Characteristics Number of patients (n=323) Number of controls (n=295)
Age (y)    
Median 62 ± 9.10 61 ± 9.29
Gender    
Men 196 198
Women 127 97
Smoking status    
Current smokers 105 49
No-smokers 218 246
Diabetes mellitus    
Yes 70 24
No 253 271

Table 1. Clinical characteristics of the patients.

The OR and 95% CI for the GSTM1 polymorphism and the risk of POAG were shown in Table 2. We found that patients carrying the GSTM1 null genotype had increased risk of POAG (OR=1.80, 95% CI 1.25-2.54, P=0.002). The results in Table 3 suggested no statistically significantly association between GSTM1 polymorphism and smoking status. However, GSTM1 polymorphism was significantly associated with diabetes mellitus in patients.

  Case Control OR (95% CI) P value
GSTM1 present 219 233 1 (Reference)  
GSTM1 null 104 62 1.80 (1.25-2.54) 0.002

Table 2. Association between GSTM1 polymorphism and POAG risk.

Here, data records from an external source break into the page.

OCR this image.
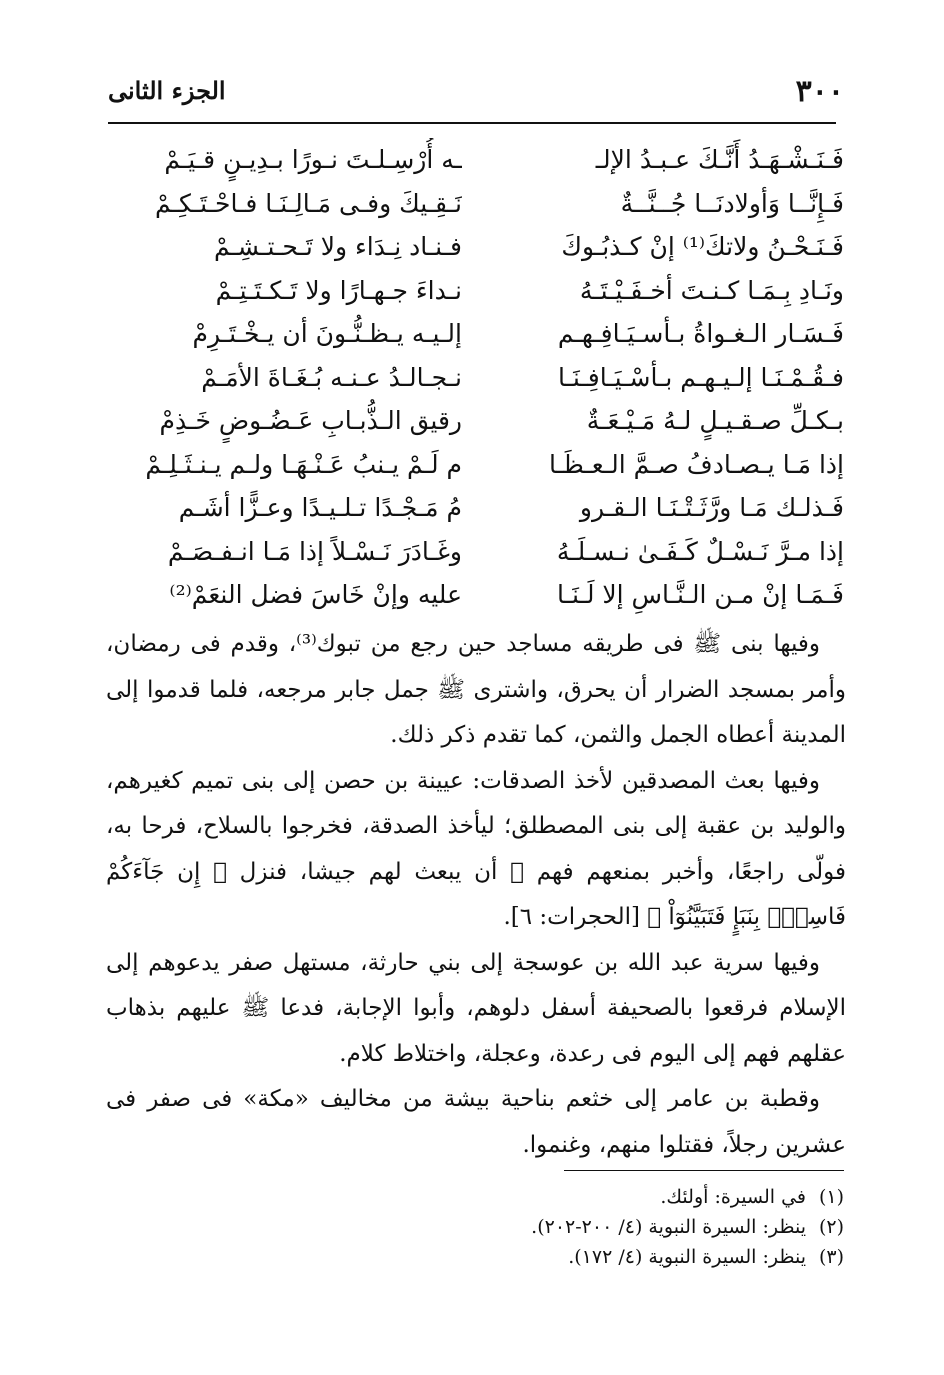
٣٠٠
الجزء الثانى
فَـنَـشْـهَـدُ أَنَّـكَ عـبـدُ الإلـ
ـه أُرْسِـلـتَ نـورًا بـدِيـنٍ قـيَـمْ
فَـإِنَّــا وَأولادنَــا جُــنَّــةٌ
نَـقِـيكَ وفـى مَـالِـنَـا فـاحْـتَـكِـمْ
فَـنَـحْـنُ ولاتكَ⁽¹⁾ إنْ كـذبُـوكَ
فـنـاد نِـدَاء ولا تَـحـتـشِـمْ
ونَـادِ بِـمَـا كـنـتَ أخـفَـيْـتَـهُ
نـداءَ جـهـارًا ولا تَـكـتَـتِـمْ
فَـسَـار الـغـواةُ بـأسـيَـافِـهـم
إلـيـه يـظـنُّـونَ أن يـخْـتَـرِمْ
فـقُـمْـنَـا إلـيـهـم بـأسْـيَـافِـنَـا
نـجـالـدُ عـنـه بُـغَـاةَ الأمَـمْ
بـكـلِّ صـقـيـلٍ لـهُ مَـيْـعَـةٌ
رقيق الـذُّبـابِ عَـضُـوضٍ خَـذِمْ
إذا مَـا يـصـادفُ صـمَّ الـعـظَـا
م لَـمْ يـنبُ عَـنْـهَـا ولـم يـنـثَـلِـمْ
فَـذلـك مَـا ورَّثَـتْـنَـا الـقـرو
مُ مَـجْـدًا تـلـيـدًا وعـزًّا أشَـم
إذا مـرَّ نَـسْـلٌ كَـفَـىٰ نـسـلَـهُ
وغَـادَرَ نَـسْـلاً إذا مَـا انـفـصَـمْ
فَـمَـا إنْ مـن الـنَّـاسِ إلا لَـنَـا
عليه وإنْ خَاسَ فضل النعَمْ⁽²⁾

وفيها بنى ﷺ فى طريقه مساجد حين رجع من تبوك⁽³⁾، وقدم فى رمضان، وأمر بمسجد الضرار أن يحرق، واشترى ﷺ جمل جابر مرجعه، فلما قدموا إلى المدينة أعطاه الجمل والثمن، كما تقدم ذكر ذلك.

وفيها بعث المصدقين لأخذ الصدقات: عيينة بن حصن إلى بنى تميم كغيرهم، والوليد بن عقبة إلى بنى المصطلق؛ ليأخذ الصدقة، فخرجوا بالسلاح، فرحا به، فولّى راجعًا، وأخبر بمنعهم فهم ﷺ أن يبعث لهم جيشا، فنزل ﴿ إِن جَآءَكُمْ فَاسِقُۢ بِنَبَإٍ فَتَبَيَّنُوٓاْ ﴾ [الحجرات: ٦].

وفيها سرية عبد الله بن عوسجة إلى بني حارثة، مستهل صفر يدعوهم إلى الإسلام فرقعوا بالصحيفة أسفل دلوهم، وأبوا الإجابة، فدعا ﷺ عليهم بذهاب عقلهم فهم إلى اليوم فى رعدة، وعجلة، واختلاط كلام.

وقطبة بن عامر إلى خثعم بناحية بيشة من مخاليف «مكة» فى صفر فى عشرين رجلاً، فقتلوا منهم، وغنموا.

(١)
في السيرة: أولئك.
(٢)
ينظر: السيرة النبوية (٤/ ٢٠٠-٢٠٢).
(٣)
ينظر: السيرة النبوية (٤/ ١٧٢).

Characteristics GSTM1 present GSTM1 null OR (95% CI) P value
Smoking status        
Current smokers 67 37 1 (Reference)  
No-smokers 152 67 0.61 (0.31-1.23) 0.16
Diabetes mellitus        
Yes 21 49 1 (Reference)  
No 198 55 0.43 (0.22-0.67) 0.001

Table 3. Association between characteristics and GSTM1 polymorphism.

Discussion

In our study, we investigated whether GSTM1 polymorphism could have an impact on risk for developing POAG in the Chinese population. We found that patients carrying the GSTM1 null genotype had increased risk of POAG.

Juronen et al. suggests that the GSTM1 polymorphism may be associated with increased risk of development of primary openangle glaucoma [8]. However, Jansson et al. found no evidence of association between GSTM1 and glaucoma in the Swedish population [9]. Fan et al. suggested that variants in TNF and TP53 are risk factors for POAG [10]. Huang et al. found that dual null genotype of GSTM1/GSTT1 is associated with increased risk of POAG [11]. Safa et al. found that increased frequencies of GSTM1 null in patients with PCAG could be a risk factor for incidence of PCAG in the Iranian population [12].

This study has several limitations. First, we only measured the GSTM1 polymorphism. Second, the presence of other factor may have biased the control group in this study. Finally, the sample size of the study was relatively small, and a larger number of subjects are needed to properly evaluate their characteristics.

In conclusion, the GSTM1 polymorphism was significantly associated with the risk of POAG.